"It quite nonplussed me, sir. I thought he was a ghost at first."

"Strange, strange!" mused the elder brother. "In those days, long ago in our childhood, he crossed my path constantly, and here he is again athwart my hawse. By Heaven! but it is strange—wonderful, that fate should have thrown him and Helen Huntington together again, and that neither should know the other; and yet not so very strange, for she was but eight years old when Charles ran away. Yes, he thwarted me then, for even in childhood the girl fancied him above me, and now she affects him even in his fallen fortunes."

"What shall we do, sir, now that master Charles has turned up again?" asked Leonard Hust, in his simplicity. "We cannot testify against him now, sir."

"No, no, no!" said the elder brother, hastily, "he must not be further examined."

"How he has altered, sir, only to think," continued the servant; "why, when he went away from Bramble Park, sir, he wasn't much more than nine years old."

"Yes. I remember, I remember, Leonard," replied his master, hurriedly, while he walked the apartment with quick, irregular steps. "I remember only too well."

This was indeed that elder brother who had, when a boy, so oppressed, so worried, and rendered miserable his brother Charles, as to cause him in a fit of desperation to stray away from home, whither he knew not. His parents saw now—alas! too late—their fatal error; but the boy was gone, no tidings could be had of him, and they believed him dead. The honest tar, whose yarn the attentive reader will remember, as given on the deck of the "Sea Witch," spoke truly of his commander. He had, years before, strayed alongside a vessel, as has been related, from whence he hardly knew himself, or was afraid to say. Hunger and neglect even then had greatly changed him, and he shipped, as has been related. The fall he got at sea threw a cloud over his brain as to past recollections up to that time, and here if the wish ever possessed him as to returning to his early home, he knew naught of it.

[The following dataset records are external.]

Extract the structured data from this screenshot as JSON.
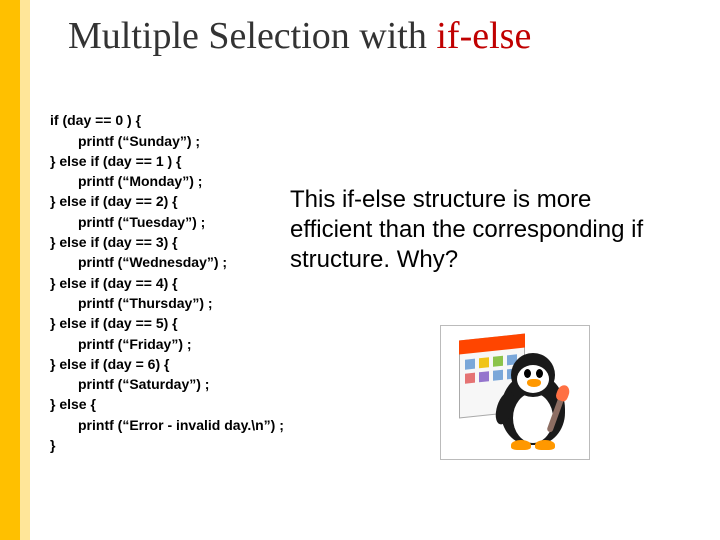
{
  "title": {
    "prefix": "Multiple Selection with ",
    "keyword": "if-else"
  },
  "code": {
    "l1": "if (day == 0 ) {",
    "l2": "printf (“Sunday”) ;",
    "l3": "} else if (day == 1 ) {",
    "l4": "printf (“Monday”) ;",
    "l5": "} else if (day == 2) {",
    "l6": "printf (“Tuesday”) ;",
    "l7": "} else if (day == 3) {",
    "l8": "printf (“Wednesday”) ;",
    "l9": "} else if (day == 4) {",
    "l10": "printf (“Thursday”) ;",
    "l11": "} else if (day == 5) {",
    "l12": "printf (“Friday”) ;",
    "l13": "} else if (day = 6) {",
    "l14": "printf (“Saturday”) ;",
    "l15": "} else {",
    "l16": "printf (“Error - invalid day.\\n”) ;",
    "l17": "}"
  },
  "explanation": "This if-else structure is more efficient than the corresponding if structure.  Why?",
  "image_alt": "penguin-painter-clipart"
}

When he heard the voice of Leonard Hust in the court, it seemed to strike upon some string in memory's harp, which vibrated to old familiar recollections, and the more he heard him speak the more the sensation came over him which led to the demonstrations which we have already witnessed. And yet he could not recall aught that would serve him as a clue—the early injury to his brain seemed to have obliterated the connecting links that memory could not supply. The reason, probably, why the servant's voice and not the brother's thus recalled him was, that the former had been kind, and his voice had ever sounded like music in the neglected boy's ears, but the brother's voice had never had that charm or happy association connected with it. As to little cousin Helen,—as she was then called,—it was not strange that Miss Huntington, after years of estrangement in India, meeting him under such circumstances, himself so changed, should not have recalled enough of the past to recognize him; and yet we have seen that at times she dwelt upon the tender accents of his voice like sleeping memories, herself quite ignorant of the cause of this peculiar influence.

She was now with her mother on shore at the mission house, in an agony of suspense as to the result of the trial which was taking place. She feared the worst, for Captain Bramble had taken measures to instruct those about her to their effect that the prisoner would be found guilty, and either strung cup by the neck at once, or be sent home to England for the same purpose. Mrs. Huntington felt sad and borne down by the position of affairs—for although she did not understand her daughter's sentiments towards Captain Ratlin, yet she recognized the fact of her and her child's indebtedness to him, and that he had evinced the characteristics of a gentleman.

"Mother, if they find Captain Ratlin guilty, what can they, what will they do with him?" asked Helen Huntington anxiously of her mother, on the day of the trial.